6. Configuring Model Parameters at Runtime
LCEL chains accept a config dictionary at invocation time for runtime customization. You can also use .configurable_fields() to expose model parameters (such as temperature or model name) as runtime-configurable options without rebuilding the chain.
This example shows how to make the model name configurable so that callers can switch between models per request.
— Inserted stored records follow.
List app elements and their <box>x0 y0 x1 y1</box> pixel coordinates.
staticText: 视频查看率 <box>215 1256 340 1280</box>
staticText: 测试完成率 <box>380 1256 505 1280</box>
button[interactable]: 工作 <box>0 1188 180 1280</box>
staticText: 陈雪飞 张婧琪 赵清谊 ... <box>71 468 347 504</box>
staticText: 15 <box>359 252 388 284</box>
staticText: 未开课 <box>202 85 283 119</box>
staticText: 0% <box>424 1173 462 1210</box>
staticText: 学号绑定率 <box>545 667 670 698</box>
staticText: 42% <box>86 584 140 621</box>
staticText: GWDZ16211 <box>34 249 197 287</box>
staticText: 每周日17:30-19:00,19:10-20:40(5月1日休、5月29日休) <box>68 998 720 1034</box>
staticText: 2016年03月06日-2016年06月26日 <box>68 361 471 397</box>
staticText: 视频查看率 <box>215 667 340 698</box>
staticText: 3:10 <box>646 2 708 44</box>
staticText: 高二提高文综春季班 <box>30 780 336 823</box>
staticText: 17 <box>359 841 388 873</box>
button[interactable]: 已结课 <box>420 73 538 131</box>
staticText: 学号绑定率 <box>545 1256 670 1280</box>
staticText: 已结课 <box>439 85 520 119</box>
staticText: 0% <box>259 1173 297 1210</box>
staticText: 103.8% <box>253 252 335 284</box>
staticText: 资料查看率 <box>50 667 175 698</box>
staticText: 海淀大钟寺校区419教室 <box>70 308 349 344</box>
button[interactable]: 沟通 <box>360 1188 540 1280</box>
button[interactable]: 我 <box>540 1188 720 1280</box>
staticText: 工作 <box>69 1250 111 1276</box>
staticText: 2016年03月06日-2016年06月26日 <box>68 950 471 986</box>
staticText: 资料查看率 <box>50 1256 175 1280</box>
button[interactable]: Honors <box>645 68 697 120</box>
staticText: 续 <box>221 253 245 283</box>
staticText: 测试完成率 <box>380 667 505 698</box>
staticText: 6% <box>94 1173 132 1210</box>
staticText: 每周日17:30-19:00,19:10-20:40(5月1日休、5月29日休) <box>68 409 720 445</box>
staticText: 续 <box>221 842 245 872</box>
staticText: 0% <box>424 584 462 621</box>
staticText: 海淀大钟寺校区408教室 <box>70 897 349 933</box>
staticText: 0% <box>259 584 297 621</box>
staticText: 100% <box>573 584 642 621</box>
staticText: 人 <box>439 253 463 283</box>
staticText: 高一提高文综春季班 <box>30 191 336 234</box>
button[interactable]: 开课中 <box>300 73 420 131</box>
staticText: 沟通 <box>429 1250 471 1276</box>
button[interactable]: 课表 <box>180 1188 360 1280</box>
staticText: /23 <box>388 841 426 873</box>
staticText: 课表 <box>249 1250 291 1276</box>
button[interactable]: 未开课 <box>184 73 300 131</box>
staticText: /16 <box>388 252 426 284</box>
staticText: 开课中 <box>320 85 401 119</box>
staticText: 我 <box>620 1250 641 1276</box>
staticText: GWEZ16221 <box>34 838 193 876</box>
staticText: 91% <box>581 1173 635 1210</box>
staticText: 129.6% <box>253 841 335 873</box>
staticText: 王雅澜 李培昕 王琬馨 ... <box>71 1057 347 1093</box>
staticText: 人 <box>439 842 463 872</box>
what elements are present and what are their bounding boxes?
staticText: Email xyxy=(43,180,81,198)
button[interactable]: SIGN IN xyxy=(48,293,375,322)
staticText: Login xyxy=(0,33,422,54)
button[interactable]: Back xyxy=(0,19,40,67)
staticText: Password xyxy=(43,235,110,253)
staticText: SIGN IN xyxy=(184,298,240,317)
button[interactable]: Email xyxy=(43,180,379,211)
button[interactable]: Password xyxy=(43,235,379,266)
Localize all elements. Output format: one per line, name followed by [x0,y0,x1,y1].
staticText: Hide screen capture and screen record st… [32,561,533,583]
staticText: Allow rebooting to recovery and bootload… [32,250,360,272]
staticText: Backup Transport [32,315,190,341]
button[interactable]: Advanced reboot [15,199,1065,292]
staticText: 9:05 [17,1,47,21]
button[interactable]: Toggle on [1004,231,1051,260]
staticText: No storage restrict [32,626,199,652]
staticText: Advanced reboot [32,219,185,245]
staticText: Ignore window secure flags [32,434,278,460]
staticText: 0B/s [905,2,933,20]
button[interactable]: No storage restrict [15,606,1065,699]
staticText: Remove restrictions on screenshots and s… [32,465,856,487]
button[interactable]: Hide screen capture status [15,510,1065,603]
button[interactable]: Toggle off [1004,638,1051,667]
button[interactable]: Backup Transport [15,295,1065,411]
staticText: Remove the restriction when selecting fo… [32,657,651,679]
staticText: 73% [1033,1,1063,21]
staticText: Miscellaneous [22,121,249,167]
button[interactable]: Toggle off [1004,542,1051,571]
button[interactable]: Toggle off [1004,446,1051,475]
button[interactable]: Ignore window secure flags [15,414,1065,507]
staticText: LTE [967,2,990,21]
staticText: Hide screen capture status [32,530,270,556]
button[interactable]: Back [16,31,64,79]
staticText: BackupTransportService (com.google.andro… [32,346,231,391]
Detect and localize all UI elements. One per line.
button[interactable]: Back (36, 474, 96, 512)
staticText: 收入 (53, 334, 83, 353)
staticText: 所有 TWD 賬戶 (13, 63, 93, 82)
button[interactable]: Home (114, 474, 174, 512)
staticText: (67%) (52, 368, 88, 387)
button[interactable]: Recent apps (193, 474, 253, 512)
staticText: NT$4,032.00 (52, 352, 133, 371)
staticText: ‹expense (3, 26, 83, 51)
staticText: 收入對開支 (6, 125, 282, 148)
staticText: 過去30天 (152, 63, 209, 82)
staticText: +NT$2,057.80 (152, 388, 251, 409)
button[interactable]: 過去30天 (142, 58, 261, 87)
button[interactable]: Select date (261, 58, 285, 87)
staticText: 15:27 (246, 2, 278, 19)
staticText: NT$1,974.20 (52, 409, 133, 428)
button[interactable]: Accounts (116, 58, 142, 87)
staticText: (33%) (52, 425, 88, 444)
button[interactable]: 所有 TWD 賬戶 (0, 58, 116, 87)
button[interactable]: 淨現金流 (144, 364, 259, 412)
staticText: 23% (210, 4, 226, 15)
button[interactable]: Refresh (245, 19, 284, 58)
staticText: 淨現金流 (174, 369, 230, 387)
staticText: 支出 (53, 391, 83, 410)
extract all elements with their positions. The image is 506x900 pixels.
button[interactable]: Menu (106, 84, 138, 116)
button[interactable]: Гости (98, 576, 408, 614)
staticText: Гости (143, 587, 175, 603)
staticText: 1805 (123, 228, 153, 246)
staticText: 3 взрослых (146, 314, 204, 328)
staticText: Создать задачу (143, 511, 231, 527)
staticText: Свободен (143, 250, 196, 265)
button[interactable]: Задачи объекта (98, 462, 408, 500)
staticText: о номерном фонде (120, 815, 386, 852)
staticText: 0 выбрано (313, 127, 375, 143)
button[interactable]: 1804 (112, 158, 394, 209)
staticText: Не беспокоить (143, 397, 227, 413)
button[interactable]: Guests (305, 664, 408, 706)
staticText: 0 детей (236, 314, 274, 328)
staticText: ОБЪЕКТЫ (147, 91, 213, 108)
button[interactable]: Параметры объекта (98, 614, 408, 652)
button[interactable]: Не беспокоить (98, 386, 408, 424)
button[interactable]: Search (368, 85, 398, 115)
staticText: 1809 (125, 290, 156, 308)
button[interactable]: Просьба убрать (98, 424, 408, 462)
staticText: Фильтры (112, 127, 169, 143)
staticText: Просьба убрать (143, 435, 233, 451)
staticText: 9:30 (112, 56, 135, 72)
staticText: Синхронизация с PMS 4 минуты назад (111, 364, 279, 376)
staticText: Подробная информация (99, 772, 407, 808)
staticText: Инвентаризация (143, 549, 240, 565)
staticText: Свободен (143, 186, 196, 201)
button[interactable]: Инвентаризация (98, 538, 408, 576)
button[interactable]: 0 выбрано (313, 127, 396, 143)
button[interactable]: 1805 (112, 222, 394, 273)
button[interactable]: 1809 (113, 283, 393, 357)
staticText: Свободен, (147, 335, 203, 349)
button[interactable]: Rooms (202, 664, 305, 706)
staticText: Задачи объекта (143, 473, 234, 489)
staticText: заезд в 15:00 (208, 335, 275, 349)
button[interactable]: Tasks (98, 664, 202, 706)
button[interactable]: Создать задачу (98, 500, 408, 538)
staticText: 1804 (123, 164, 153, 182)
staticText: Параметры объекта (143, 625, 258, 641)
from langchain_openai import ChatOpenAI
from langchain_core.prompts import ChatPromptTemplate
from langchain_core.output_parsers import StrOutputParser
from langchain_core.runnables import ConfigurableField
model = ChatOpenAI(model="gpt-4o-mini", temperature=0).configurable_fields(
model_name=ConfigurableField(
id="model_name",
name="Model Name",
description="The OpenAI model to use"
)
)
chain = (
ChatPromptTemplate.from_template("Summarize: {text}")
| model
| StrOutputParser()
)
# Use default model
result1 = chain.invoke({"text": "LangChain: Chains, Agents, and Retrieval is a framework for LLM apps."})
# Override model at runtime
result2 = chain.with_config(
configurable={"model_name": "gpt-4o"}
).invoke({"text": "LangChain: Chains, Agents, and Retrieval is a framework for LLM apps."})
LCEL replaces the legacy chain classes with a composable, pipe-based syntax. Every component in an LCEL chain automatically supports invoke, stream, batch, and async variants. Use RunnableParallel for concurrent execution and RunnablePassthrough to forward data alongside computed values.